USA Today thinks that "the people who want to wave signs, speak their minds and demonstrate outside the convention hall have already gotten a taste of Denver's hospitality. They're being treated like a bunch of pests."

• Denver Mayor John Hickenlooper sees it differently in an opposing view: "We've worked hard to balance and address everyone's needs in the face of significant security and logistical considerations."

• House Speaker Nancy Pelosi, D-Calif., "is the pot calling the kettle black," the Washington Times charges. "On Thursday, she referred to President Bush as a 'total failure.' Yet, the Democrat-led Congress that she captains has even lower poll ratings than Mr. Bush."

• "Congress did the right thing last week by overriding a presidential veto of some modest Medicare reforms. But as welcome as it was," the St. Louis Post-Dispatch fears that "the quick and decisive response highlights a long-standing inequity in federal spending."

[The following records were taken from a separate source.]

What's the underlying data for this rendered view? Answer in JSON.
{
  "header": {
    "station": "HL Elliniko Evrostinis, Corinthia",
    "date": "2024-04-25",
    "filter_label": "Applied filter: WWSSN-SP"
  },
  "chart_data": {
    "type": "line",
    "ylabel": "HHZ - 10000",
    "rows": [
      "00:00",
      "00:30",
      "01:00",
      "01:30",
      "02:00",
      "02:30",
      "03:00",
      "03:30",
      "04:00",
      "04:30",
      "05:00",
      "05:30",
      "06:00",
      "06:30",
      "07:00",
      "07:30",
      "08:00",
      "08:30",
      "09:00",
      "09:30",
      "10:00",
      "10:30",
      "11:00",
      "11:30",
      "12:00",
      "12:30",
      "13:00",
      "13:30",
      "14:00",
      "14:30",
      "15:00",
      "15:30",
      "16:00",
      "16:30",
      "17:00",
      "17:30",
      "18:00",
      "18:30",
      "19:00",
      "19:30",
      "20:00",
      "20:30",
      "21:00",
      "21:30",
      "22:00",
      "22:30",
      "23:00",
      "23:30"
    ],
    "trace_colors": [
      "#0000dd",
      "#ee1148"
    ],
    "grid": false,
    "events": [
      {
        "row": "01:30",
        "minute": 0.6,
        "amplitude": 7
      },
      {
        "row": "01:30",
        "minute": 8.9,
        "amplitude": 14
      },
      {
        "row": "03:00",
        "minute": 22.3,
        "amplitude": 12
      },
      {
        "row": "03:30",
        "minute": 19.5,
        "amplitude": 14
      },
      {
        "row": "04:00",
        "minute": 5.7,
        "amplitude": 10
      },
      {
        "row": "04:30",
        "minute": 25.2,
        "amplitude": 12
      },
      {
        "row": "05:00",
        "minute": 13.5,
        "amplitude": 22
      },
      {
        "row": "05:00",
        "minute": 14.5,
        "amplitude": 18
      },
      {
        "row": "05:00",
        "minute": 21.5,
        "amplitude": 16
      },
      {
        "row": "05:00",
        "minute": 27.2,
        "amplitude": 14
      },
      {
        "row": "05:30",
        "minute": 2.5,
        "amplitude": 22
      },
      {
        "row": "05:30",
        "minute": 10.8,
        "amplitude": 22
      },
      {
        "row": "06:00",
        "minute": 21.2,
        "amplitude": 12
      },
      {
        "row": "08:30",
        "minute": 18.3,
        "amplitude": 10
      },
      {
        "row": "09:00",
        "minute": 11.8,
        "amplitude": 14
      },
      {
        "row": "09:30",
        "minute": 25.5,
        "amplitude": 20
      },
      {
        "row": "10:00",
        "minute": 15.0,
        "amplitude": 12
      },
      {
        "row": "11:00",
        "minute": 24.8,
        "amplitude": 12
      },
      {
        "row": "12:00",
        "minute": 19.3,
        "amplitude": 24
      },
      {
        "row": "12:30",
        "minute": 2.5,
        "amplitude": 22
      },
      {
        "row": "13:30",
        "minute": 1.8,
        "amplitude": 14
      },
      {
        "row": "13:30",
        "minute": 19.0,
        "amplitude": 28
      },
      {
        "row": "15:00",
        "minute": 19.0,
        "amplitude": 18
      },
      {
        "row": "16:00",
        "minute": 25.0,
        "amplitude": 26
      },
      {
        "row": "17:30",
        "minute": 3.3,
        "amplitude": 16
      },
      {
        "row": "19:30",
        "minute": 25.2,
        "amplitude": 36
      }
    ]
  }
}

• "Congress has an opportunity to add significantly to the nation's store of protected wilderness -- a million new acres at a minimum, and perhaps twice that if everything falls into place. But it must move quickly," the New York Times urges.

• The Christian Science Monitor supports a bill, sponsored by Sens. Joseph Biden, D-Del., and Richard Lugar, R-Ind., that "would more than triple development aid to Pakistan over the next five years and aim to extend it for another five."

• "In an encouraging turn, the State Department plans to open an American interests section in Tehran," the Boston Globe notes. "There are times when nuanced diplomatic gestures foretell major policy changes. The plan for an interests section - a step short of an embassy - should be only the first of many moves toward better relations with Iran."